If you are in a relationship with someone who has been in sex addiction treatment you will have a lot of legitimate confusion and uncertainty.   Here are some of the questions I have heard most frequently.

Has he told me everything?

There is a serious chance that a sex addict who is in pretty good recovery may be holding back, some big or little fact about his sex addiction history.  As much as we would like for sex addicts in treatment to disclose everything that is relevant, there may be some information that they feel they simply cannot reveal, or at least not yet.  There is bound to be some residual shame about their addictive behavior and some fear that a particular fact would be a “deal breaker” for you.  If you can be non-judgmental and supportive, the addict will eventually feel safer telling everything.  But if you want to know it all, you should let the addict know that the whole truth is important to you.

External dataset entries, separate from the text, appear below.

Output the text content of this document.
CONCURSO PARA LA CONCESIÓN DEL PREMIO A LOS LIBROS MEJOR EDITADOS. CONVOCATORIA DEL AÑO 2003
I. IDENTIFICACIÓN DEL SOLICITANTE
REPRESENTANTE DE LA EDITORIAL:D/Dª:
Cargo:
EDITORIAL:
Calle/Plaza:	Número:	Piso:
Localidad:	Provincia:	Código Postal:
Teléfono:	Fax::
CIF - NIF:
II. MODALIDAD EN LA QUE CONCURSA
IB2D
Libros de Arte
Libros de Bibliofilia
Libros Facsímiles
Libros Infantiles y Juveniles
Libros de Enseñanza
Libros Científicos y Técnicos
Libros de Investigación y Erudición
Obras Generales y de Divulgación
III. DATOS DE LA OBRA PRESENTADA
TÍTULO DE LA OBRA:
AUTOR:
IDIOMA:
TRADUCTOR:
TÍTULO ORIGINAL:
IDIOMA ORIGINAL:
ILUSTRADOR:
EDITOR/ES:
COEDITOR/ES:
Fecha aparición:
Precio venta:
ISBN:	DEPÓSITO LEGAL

Can I trust him not to cheat on me?

If having extra-curricular affairs was one of the addict’s sexually addictive behaviors, and assuming he has committed to avoiding this behavior then you probably can assume that he will not go out and start another affair.  But there is a caveat.  Addicts in recovery often find miniature ways of acting out their old behaviors.  He may flirt excessively, he may contact an old girlfriend online or he may have work relationships with women that are “just friends.”  These are things that are not a good idea for a recovering addict as they are ways of sneaking around the rules to get a “hit,” not to mention they will drive you crazy.  Someone he trusts needs to point this out to the sex addict when it happens because he will be unlikely to see it on his own.

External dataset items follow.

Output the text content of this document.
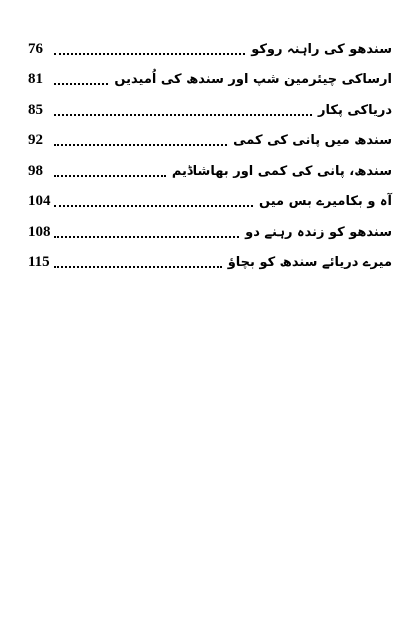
76	سندھو کی راہنہ روکو
81	ارساکی چیئرمین شپ اور سندھ کی اُمیدیں
85	دریاکی پکار
92	سندھ میں پانی کی کمی
98	سندھ، پانی کی کمی اور بھاشاڈیم
104	آہ و بکامیرے بس میں
108	سندھو کو زندہ رہنے دو
115	میرے دریائے سندھ کو بچاؤ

Will he enjoy sex with me?

Your sex life may be perfectly fine.  However, for some addicts it is difficult to adjust to sex with a partner once they have stopped using sex as a “drug”.  The addict may even become sexually avoidant to some degree.  Sex with a partner can initially seem uninteresting to an addict who is used to the adrenaline rush of acting out.  And the addict may have insecurities about whether he or she will be sexually adequate, insecurities which were always there but which were submerged in the addiction.  The addict may be tempted to bring some addictive fantasies into your sex life, familiar thoughts and behaviors and role-playing that the addict found arousing in the past. This can be totally OK (if it’s comfortable for you both) but it can also be slippery territory for the addict; it is a judgment call and it’s important to talk about it together.

What are the signs of relapse?

The signs of possible relapse are many, but one of the most obvious is the addict’s letting go of his or her commitment to their recovery and continued growth.  Lessening of the total devotion to sex addiction treatment may be expected, but if the addict becomes too cavalier about being “cured” he may be at risk.  Another problem area is that of other addictions, which may surface and lead back to the sexual addiction.  Addicts may drink more, get too wrapped up in work or engage in other activities addictively.   If the addict begins using another substance or behavior as a drug this can lead back to sexual acting out.

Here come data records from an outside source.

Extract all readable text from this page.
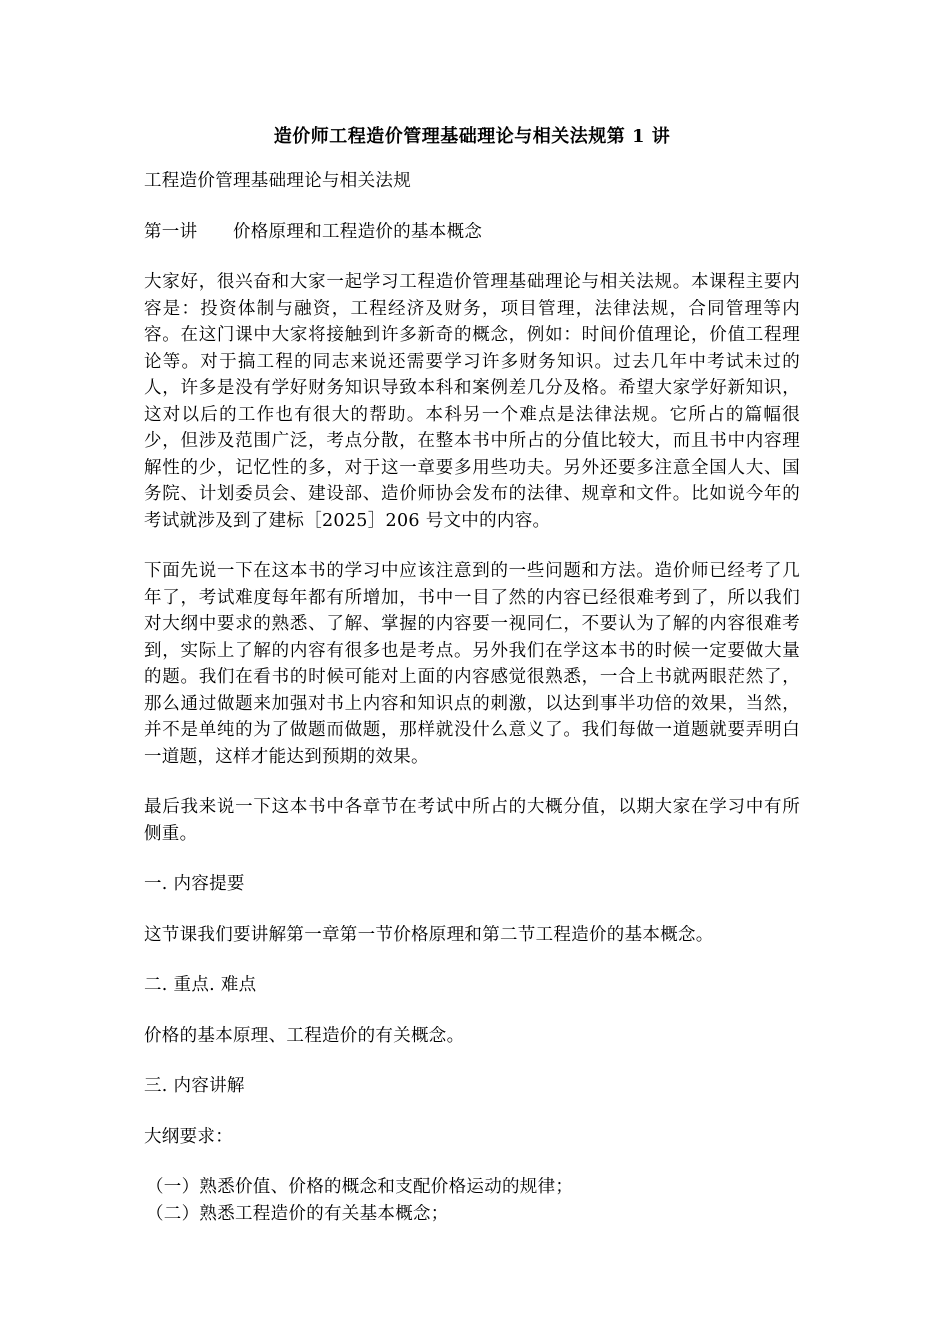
造价师工程造价管理基础理论与相关法规第 1 讲

工程造价管理基础理论与相关法规

第一讲　　价格原理和工程造价的基本概念

大家好，很兴奋和大家一起学习工程造价管理基础理论与相关法规。本课程主要内容是：投资体制与融资，工程经济及财务，项目管理，法律法规，合同管理等内容。在这门课中大家将接触到许多新奇的概念，例如：时间价值理论，价值工程理论等。对于搞工程的同志来说还需要学习许多财务知识。过去几年中考试未过的人，许多是没有学好财务知识导致本科和案例差几分及格。希望大家学好新知识，这对以后的工作也有很大的帮助。本科另一个难点是法律法规。它所占的篇幅很少，但涉及范围广泛，考点分散，在整本书中所占的分值比较大，而且书中内容理解性的少，记忆性的多，对于这一章要多用些功夫。另外还要多注意全国人大、国务院、计划委员会、建设部、造价师协会发布的法律、规章和文件。比如说今年的考试就涉及到了建标［2025］206 号文中的内容。

下面先说一下在这本书的学习中应该注意到的一些问题和方法。造价师已经考了几年了，考试难度每年都有所增加，书中一目了然的内容已经很难考到了，所以我们对大纲中要求的熟悉、了解、掌握的内容要一视同仁，不要认为了解的内容很难考到，实际上了解的内容有很多也是考点。另外我们在学这本书的时候一定要做大量的题。我们在看书的时候可能对上面的内容感觉很熟悉，一合上书就两眼茫然了，那么通过做题来加强对书上内容和知识点的刺激，以达到事半功倍的效果，当然，并不是单纯的为了做题而做题，那样就没什么意义了。我们每做一道题就要弄明白一道题，这样才能达到预期的效果。

最后我来说一下这本书中各章节在考试中所占的大概分值，以期大家在学习中有所侧重。

一. 内容提要

这节课我们要讲解第一章第一节价格原理和第二节工程造价的基本概念。

二. 重点. 难点

价格的基本原理、工程造价的有关概念。

三. 内容讲解

大纲要求：

（一）熟悉价值、价格的概念和支配价格运动的规律；
（二）熟悉工程造价的有关基本概念；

Will we be able to feel intimate?

Regaining trust and intimacy is a long process.  It is necessary to be very patient and supportive with one another and not to panic.  Sex addiction is often called an “intimacy disorder” and this means that sex addicts have to gradually learn how to express things like nurturance and devotion.  Over the long haul, sex addiction treatment involves learning  how to be honest with a partner and how to feel safe being who you are, with all your imperfections and fears.  This level of honesty will ultimately lead to a closer, safer bond for both of you.  The addict (and you) will come to feel that you are going to be OK even if the relationship should end and that it is necessary to stop hiding and lying even if it means you risk everything.  I like the saying that your love should be unconditional, meaning you don’t have to sit in judgment, but that whether you choose to stay in the relationship is conditional.